I live in a place where parents are faced with the indignity of giving their kids to a children’s home so they can go to school, or keep their child with their family at the perilous cost of not gaining an education. I cannot fathom having to make that decision, but in Haiti and other majority world countries around the world…it is a reality.
Is education always the answer to breaking the cycle of poverty and injustice? No, there are too many factors in play for it to be as easy as one answer. However, it has been proven to give kids more options to break into the dreams of their future.
The GO Project Pathways program exists to train young Haitians in trades when their level of education is expensive or not on par with their age. Many of the kids who are 18 are at a 5th or 6th grade in school. When they are 18 and are not allowed to be in the home with the other kids, their grade level is not high enough for them to continue regular school. The Pathways program stands in that gap and says that the sustainable future of these kids matter. I know several of these young adults. I know their smiles. I know how they tease. I know they need encouragement. And I know that they are grateful for a place to belong and skills to have the opportunity to provide for themselves.
The Pathways program is very similar to Russia’s tech school system. Russia’s tech schools are government run, and have so many in regions that it is hard to keep track of what tech school teaches what, but Russia has the same problem as Haiti. Kids come into the orphanage at a much younger grade level than their age would put them, and when they are no longer allowed to be in the orphanage at age 16 they are not at a grade level to send them to go to college or university.
After 6 years of traveling to Kurlovo orphanage in the Vladimir region, there was one young lady that went on to university out of all the kids that passed through the orphanage. One. Many went on to tech school, some to extended family, and Russian statistics show many kids at age 16 are left on the streets to be prey to sex traffickers, prostitution, drugs and suicide. When Kurlovo closed and our community went through the painful process of praying and discerning what next there were a lot of questions up in the air. Every piece of who you are individually and as a community is thrown into long-term relationships with a group of kids, and when you are told it is finished long before you imagined it would be, there is a lot of logic in not wanting to do it again
But by the grace and orchestration of God, we were drawn as a community to be an even larger community with a group of kids in Velikoretskoye. There were many reasons we were drawn to this unique place in the middle of nowhere. Really, it is in the middle of nowhere, but many come to this destination because one of the Russian Orthodox icons of St. Nicholas was found on the river banks.
One of the biggest draws was that the orphanage director was also the school principal and was already sending kids to university or college instead of learning a trade at a tech school. Tech school is a great option for learning construction, mechanics, interior decorating, cooking, working in a business and tourist trades for hotels and trains. However, colleges and university provide education for professions that would pay more for your knowledge.
Clearly, his dedication was something we connected with and wanted to support him. After our first year traveling, he had a young lady go to medical college and a young man go to design college. There have been kids that have gone on to succeed at tech schools, and some of the guys who gained education in construction are making an incredible living as Georgyi told me when we were there in November.
Georgyi graduated seven kids out of the orphanage last year, and last September had all seven kids in college or university. *Collective cheer!* I talked about this a little in my massive post I put up a few days ago about the trip this year.
God has grown me to the point where I hate seeing things sent or donated somewhere they are not needed. The locals on the ground need to verbalize a need before I can make sense of sending a plethora of clothes, shoes, toiletries and a myriad of other things to their location. When you send things they don’t need, all it does it inundate them with things they don’t have space for and in some extreme cases will sell it for the money. Not the original intent.

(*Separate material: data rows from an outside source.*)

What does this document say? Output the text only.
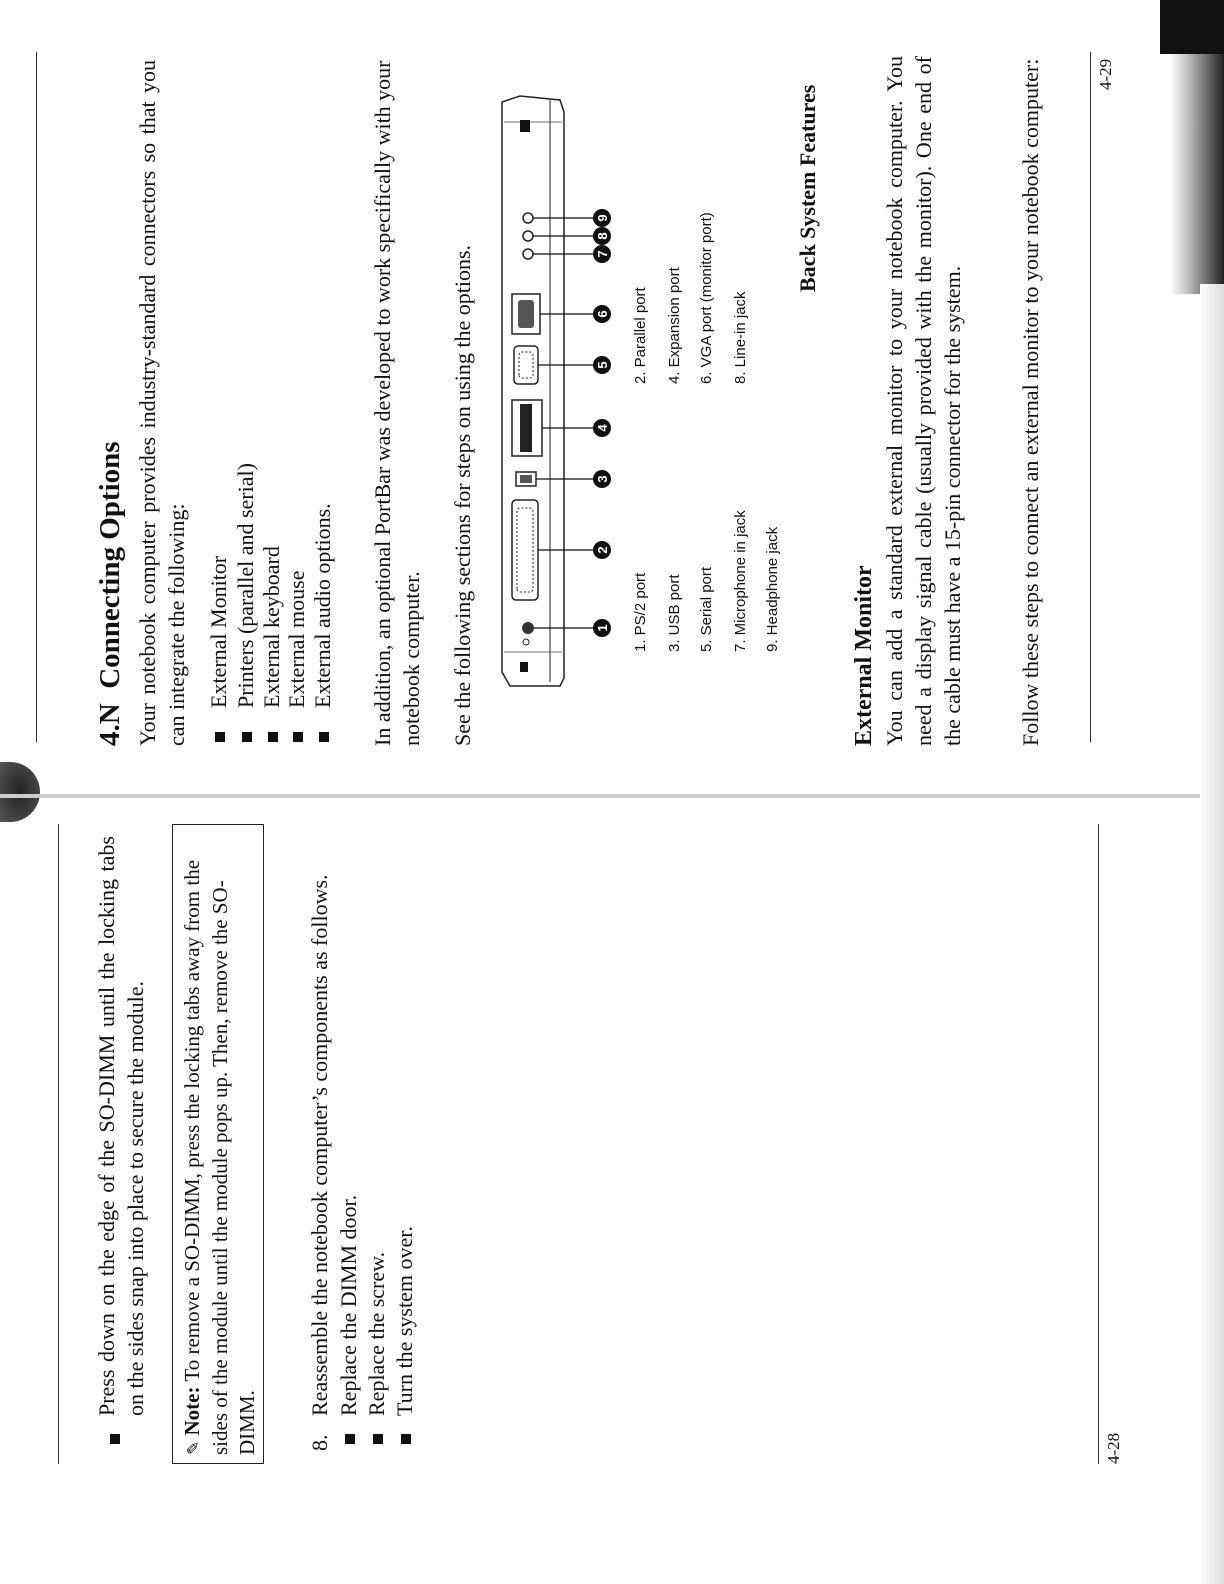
Press down on the edge of the SO-DIMM until the locking tabs on the sides snap into place to secure the module.

✎ Note: To remove a SO-DIMM, press the locking tabs away from the sides of the module until the module pops up. Then, remove the SO-DIMM. 8.
Reassemble the notebook computer’s components as follows. Replace the DIMM door. Replace the screw. Turn the system over.
4-28
4.N  Connecting Options Your notebook computer provides industry-standard connectors so that you can integrate the following: External Monitor Printers (parallel and serial) External keyboard External mouse External audio options. In addition, an optional PortBar was developed to work specifically with your notebook computer. See the following sections for steps on using the options.	1
2
3
4
5
6
7
8
9
1. PS/2 port
2. Parallel port
3. USB port
4. Expansion port
5. Serial port
6. VGA port (monitor port)
7. Microphone in jack
8. Line-in jack
9. Headphone jack
Back System Features
External Monitor You can add a standard external monitor to your notebook computer. You need a display signal cable (usually provided with the monitor). One end of the cable must have a 15-pin connector for the system. Follow these steps to connect an external monitor to your notebook computer:	4-29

This year, Georgyi has verbalized a need for tutors for all of the kids. Last year, we talked with him about help for the kids that were graduating and several of us within our community raised money for that need. In that spirit, Lindsay Evans and I asked our friends and family to forgo a ‘traditional’ Christmas gift for ourselves and instead give money toward tutors for the kids. What better gift that to know that the kids we know and love will succeed in higher education AND provide income for local tutors? This year, to get tutors for all of the kids, it is going to be a bit more than what a few people might be able to generate and will end up being about $4,200.
In honor of a silly named day, ‘Giving Tuesday,’ (Shouldn’t it be ‘Giving Every Day’?!?!) I am putting up this post with links in it to support the future of kids in Haiti and Russia.
Go to ‘Change Their Story’ on the Children’s Hopechest page to support tutors at Velikoretskoye. You can do it a couple of different ways. Simply support our team, or if you want you could even become a team member and send folks to contribute on your page for the team. Here’s to ALL of the Velikoretskoye graduates going on to college or university from this point forward, friends!
Go to Global Orphan Project’s page to contribute to the Pathways program. If you have spent any time reading this blog, then you know how much I love getting to know some of these kids. Their smiles tell it all, friends. You couldn’t possibly make a better investment…
Do Christmas different and let it be about how we are impacting the future of kids told they are not worth anything, instead of the more socially accepted purchasing of things we don’t really need. I welcome and enthusiastically cheer on anyone willing to support the future of some pretty incredible Russians and Haitians.